On entend par pause, un temps de repos compris dans le temps de présence journalier dans l'entreprise, pendant lequel l'exécution du travail est suspendue et durant lequel le salarié est libre de vaquer à des occupations personnelles.

Pour le personnel en journée (fonctions support) la tolérance pause est de 10 minutes le matin et 10 minutes l’après-midi. S’ajoute à ces pauses une pause méridienne d’une durée comprise entre 20 minutes et 2 heures 30.

Pour le personnel en poste au Manufacturing, la pause est de 10 minutes en 1ère partie de poste, 30 min pour le « casse-croute », et 10 minutes pour la 2ème partie de poste.

Pour le personnel en poste à la Distribution, une pause obligatoire et collective de 20 minutes est organisée de 9h30 à 9h50 pour le poste du matin / de 17h30 à 17h50 pour le poste d’après-midi. Deux pauses additionnelles d’environ 10 minutes chacune sont possibles en première partie de poste (à l’exclusion de la 1ère heure après la prise de poste) et en 2ème partie de poste (à l’exclusion de la dernière heure de poste). Ces pauses additionnelles ne sont pas collectives.

La planification des pauses est définie en bonne intelligence entre le manager et le salarié dans le respect du temps de travail contractuel, des exigences opérationnelles et des horaires collectifs.

  • Sur l’article 24 – Le recours aux heures supplémentaires


Les dispositions du paragraphe « heures supplémentaires en extension de poste » sont complétées comme suit :

En cas de recours aux heures supplémentaires en extension de pose, une pause de 10 minutes interviendra à 20 h 30 pour les personnels concernés par l’exécution des heures supplémentaires.

  • Sur l’article 65 – Suivi de la charge de travail


Les dispositions de l’article 65 contenues dans l’accord initial sont remplacées par les dispositions suivantes :

L’employeur est garant de la mise en œuvre des dispositions du présent accord et du suivi des conventions individuelles de forfait conclues sur sa base.

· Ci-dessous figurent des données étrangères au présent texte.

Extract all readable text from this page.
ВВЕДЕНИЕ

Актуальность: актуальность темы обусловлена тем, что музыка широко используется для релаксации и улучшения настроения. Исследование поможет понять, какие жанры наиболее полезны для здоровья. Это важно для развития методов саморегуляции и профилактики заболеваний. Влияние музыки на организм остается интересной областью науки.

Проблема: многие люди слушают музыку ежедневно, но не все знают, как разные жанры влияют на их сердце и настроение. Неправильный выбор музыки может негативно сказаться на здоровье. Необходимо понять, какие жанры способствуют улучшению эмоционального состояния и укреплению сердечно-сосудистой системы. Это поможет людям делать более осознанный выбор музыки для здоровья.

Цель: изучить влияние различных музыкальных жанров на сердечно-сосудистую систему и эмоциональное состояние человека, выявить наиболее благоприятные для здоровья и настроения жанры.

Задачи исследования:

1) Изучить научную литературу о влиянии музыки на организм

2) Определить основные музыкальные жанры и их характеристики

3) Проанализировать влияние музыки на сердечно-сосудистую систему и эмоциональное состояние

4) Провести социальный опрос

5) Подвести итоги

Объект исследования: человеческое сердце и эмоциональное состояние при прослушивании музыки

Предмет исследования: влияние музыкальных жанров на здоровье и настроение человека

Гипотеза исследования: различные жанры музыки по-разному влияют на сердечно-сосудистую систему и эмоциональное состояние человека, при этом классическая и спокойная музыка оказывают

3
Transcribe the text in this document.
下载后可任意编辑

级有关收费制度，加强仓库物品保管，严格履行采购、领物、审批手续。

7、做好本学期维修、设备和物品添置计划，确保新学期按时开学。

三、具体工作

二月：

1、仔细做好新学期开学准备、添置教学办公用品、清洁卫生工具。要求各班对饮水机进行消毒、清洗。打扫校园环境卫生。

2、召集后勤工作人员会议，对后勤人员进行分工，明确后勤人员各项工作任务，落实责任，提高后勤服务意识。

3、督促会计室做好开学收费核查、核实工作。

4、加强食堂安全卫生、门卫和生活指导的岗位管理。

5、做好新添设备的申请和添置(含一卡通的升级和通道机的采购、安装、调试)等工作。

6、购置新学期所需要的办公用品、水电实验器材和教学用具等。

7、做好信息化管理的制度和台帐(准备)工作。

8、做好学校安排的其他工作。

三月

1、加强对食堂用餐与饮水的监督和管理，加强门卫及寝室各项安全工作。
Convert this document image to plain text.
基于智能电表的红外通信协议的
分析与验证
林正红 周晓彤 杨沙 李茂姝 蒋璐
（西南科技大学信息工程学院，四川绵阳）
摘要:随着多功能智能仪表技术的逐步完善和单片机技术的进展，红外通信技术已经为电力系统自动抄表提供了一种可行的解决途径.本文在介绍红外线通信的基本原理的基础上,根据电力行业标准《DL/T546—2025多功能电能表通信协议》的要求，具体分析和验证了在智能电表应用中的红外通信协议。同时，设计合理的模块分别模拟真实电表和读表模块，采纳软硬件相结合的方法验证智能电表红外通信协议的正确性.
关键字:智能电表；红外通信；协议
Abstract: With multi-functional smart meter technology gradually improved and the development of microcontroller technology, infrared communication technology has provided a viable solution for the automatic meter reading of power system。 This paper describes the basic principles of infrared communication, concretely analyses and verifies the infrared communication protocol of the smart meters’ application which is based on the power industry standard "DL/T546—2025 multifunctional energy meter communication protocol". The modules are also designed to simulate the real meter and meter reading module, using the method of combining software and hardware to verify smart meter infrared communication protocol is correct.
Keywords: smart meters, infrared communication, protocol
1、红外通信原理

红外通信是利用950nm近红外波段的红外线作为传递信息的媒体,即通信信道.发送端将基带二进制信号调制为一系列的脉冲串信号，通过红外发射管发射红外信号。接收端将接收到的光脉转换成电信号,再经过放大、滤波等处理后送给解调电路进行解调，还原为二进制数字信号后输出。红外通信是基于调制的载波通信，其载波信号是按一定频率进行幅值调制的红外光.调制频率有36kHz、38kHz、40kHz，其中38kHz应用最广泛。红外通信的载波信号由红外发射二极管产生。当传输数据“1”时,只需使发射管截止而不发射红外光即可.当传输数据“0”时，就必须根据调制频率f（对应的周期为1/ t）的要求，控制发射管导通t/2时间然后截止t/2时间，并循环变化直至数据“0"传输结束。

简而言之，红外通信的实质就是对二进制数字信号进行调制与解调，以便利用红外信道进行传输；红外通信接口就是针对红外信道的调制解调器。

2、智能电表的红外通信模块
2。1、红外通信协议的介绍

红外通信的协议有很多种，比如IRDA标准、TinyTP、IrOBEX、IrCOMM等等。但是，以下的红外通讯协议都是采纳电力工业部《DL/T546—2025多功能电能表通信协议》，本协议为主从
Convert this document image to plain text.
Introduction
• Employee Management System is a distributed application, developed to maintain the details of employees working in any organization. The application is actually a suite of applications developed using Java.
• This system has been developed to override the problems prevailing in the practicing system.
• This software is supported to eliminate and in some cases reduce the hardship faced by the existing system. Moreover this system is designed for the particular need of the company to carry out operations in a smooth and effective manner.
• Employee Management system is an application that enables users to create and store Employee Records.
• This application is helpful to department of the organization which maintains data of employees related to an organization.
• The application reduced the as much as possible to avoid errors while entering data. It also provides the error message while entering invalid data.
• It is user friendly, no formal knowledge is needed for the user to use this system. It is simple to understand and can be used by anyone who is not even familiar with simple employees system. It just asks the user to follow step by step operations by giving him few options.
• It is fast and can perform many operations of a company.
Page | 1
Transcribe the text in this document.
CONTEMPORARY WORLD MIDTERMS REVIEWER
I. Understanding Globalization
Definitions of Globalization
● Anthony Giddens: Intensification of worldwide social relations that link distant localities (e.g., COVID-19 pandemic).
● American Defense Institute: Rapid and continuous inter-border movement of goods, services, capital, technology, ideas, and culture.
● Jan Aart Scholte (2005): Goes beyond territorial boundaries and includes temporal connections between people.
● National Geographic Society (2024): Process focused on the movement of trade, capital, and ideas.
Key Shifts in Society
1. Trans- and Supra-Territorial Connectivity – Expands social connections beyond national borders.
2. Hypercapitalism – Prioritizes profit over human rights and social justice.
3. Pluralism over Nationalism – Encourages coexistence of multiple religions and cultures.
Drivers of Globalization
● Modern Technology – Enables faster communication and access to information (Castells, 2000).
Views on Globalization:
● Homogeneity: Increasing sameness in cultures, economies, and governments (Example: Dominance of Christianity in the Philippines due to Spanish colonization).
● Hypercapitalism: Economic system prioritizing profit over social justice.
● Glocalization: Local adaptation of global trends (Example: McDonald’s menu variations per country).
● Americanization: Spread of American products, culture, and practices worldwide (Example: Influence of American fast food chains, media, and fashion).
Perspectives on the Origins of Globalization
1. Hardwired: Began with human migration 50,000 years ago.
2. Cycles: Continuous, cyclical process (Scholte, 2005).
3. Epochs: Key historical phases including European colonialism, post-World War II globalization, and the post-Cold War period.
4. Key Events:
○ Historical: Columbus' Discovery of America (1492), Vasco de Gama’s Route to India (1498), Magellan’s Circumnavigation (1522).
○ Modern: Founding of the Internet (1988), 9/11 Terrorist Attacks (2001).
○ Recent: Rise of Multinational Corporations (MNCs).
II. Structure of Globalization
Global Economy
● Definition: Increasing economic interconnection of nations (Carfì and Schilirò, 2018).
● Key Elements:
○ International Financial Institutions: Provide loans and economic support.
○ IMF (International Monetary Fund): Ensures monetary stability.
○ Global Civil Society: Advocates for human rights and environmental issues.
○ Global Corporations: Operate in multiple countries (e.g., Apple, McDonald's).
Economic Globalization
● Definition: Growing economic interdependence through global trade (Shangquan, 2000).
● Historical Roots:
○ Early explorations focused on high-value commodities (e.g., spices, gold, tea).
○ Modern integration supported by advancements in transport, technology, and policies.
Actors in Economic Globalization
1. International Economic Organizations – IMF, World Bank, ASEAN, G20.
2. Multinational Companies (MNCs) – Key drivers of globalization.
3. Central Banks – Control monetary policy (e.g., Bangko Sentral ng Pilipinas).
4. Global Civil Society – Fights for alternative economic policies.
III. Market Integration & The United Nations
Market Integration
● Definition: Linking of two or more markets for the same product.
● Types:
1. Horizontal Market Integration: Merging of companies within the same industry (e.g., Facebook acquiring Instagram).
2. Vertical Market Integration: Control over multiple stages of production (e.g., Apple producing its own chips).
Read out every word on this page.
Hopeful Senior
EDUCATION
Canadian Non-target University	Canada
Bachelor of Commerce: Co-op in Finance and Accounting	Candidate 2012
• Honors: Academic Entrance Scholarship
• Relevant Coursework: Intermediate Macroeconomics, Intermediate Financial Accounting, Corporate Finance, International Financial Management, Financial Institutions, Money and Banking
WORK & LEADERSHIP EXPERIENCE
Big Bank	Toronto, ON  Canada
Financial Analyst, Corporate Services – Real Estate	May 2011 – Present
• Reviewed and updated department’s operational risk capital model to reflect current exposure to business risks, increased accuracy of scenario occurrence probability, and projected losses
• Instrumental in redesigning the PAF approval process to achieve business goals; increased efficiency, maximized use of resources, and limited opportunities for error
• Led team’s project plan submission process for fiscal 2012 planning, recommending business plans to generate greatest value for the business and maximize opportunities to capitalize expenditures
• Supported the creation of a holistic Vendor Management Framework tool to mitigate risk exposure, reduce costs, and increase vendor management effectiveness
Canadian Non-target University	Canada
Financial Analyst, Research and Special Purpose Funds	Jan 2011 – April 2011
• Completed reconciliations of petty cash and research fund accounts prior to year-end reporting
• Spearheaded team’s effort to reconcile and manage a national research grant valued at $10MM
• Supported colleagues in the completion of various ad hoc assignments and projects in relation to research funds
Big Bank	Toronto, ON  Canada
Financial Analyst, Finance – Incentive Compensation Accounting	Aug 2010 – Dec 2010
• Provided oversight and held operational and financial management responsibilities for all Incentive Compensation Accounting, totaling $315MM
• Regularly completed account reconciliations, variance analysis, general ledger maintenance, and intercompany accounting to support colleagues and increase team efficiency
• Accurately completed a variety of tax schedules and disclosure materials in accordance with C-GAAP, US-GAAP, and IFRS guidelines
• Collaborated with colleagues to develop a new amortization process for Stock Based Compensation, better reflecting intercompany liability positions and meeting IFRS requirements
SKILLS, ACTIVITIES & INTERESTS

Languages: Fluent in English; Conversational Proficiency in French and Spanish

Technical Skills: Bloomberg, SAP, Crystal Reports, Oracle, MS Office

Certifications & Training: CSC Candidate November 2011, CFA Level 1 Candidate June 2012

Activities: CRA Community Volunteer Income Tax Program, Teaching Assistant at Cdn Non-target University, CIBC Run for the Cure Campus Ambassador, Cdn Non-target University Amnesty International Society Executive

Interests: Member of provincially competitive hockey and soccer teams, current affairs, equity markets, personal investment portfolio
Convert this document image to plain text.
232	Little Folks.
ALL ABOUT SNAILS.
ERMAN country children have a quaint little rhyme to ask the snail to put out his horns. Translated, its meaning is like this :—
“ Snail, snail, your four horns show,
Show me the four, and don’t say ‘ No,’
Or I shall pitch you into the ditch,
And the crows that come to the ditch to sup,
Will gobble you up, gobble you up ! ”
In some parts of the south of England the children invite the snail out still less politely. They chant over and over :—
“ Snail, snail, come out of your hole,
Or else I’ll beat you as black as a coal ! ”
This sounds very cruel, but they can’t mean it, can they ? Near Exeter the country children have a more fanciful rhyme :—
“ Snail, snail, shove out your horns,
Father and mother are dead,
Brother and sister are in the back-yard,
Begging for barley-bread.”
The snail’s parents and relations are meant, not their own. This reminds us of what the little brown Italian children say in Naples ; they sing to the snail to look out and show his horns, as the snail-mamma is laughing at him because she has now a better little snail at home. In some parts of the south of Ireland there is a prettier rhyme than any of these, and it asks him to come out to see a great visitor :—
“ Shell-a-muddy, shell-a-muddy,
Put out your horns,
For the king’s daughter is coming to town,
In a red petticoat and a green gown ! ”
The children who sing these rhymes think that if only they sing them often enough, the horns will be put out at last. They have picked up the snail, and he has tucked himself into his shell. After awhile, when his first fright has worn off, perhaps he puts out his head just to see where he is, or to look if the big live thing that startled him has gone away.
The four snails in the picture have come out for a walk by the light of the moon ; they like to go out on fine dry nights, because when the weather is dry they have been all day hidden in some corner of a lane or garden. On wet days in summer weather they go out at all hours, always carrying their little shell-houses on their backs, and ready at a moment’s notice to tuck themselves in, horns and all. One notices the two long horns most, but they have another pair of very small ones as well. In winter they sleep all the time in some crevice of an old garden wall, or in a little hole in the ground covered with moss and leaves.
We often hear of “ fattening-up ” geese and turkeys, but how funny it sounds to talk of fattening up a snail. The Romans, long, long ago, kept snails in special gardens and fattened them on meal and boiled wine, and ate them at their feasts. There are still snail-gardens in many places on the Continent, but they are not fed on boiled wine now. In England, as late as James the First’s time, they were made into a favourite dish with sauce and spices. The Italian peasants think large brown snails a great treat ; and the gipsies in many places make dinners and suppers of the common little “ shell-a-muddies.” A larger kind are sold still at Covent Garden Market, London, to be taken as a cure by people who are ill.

Ainsi, il est instauré, pour le suivi des forfait-jours, le système suivant : sous la responsabilité et le contrôle de son manager, les salariés concernés valident chaque mois, dans le SIRH et à terme échu, la fiche de présence dématérialisée comprenant le nombre de journées travaillées dans le mois écoulé, le positionnement et la qualification des jours de repos (repos hebdomadaire, congés payés, congés JRTT, CA,…), et leurs éventuelles remarques sur la charge de travail. Une fois la validation effectuée, le document sera disponible pour le manager qui , à son tour, devra valider la fiche de présence dématérialisée.
En parallèle de ce processus, et à l’occasion de deux entretiens par an (entretiens semestriels et distincts des entretiens de performance ou de développement), le forfait-jours est systématiquement abordé pour les salariés concernés. Dans ce cadre, le bilan est effectué sur
  • la charge individuelle de travail
  • l’amplitude journalière de travail
  • la prise des jours de congés et autres jours de repos
  • les modalités d’organisation du travail
  • l’équilibre entre la vie privée et la vie professionnelle
  • la rémunération du salarié.

Sur la base de l’ensemble des éléments évoqués ci-dessus, il appartient aux managers d'assurer le suivi régulier de l'organisation du travail des salariés concernés et de leur charge de travail.
En particulier, il leur appartient d'organiser un entretien individuel avec le salarié concerné dès que le document établi selon les modalités ci-dessus révèle une charge de travail et une amplitude des journées trop importante, et notamment lorsque ne sont pas respectées les heures de repos quotidien et hebdomadaire, telles que prévues dans l’accord régissant l’organisation et le temps de travail.

Le salarié peut également demander un entretien à tout moment si ce dernier constate ou ressent une surcharge de travail ou s’il rencontre des difficultés pour concilier sa vie professionnelle et sa vie personnelle, et ce, indépendamment du respect des heures de repos quotidien et hebdomadaire. Cet entretien doit se dérouler dans un délai de 7 jours ouvrables dès lors que le salarié en fait la demande.
Le cas échéant, une visite médicale auprès de la médecine du travail peut être organisée à l’initiative du salarié ou de l’employeur.




Aucune autre modification n’est apportée aux termes de l’accord initial du 31 mai 2024.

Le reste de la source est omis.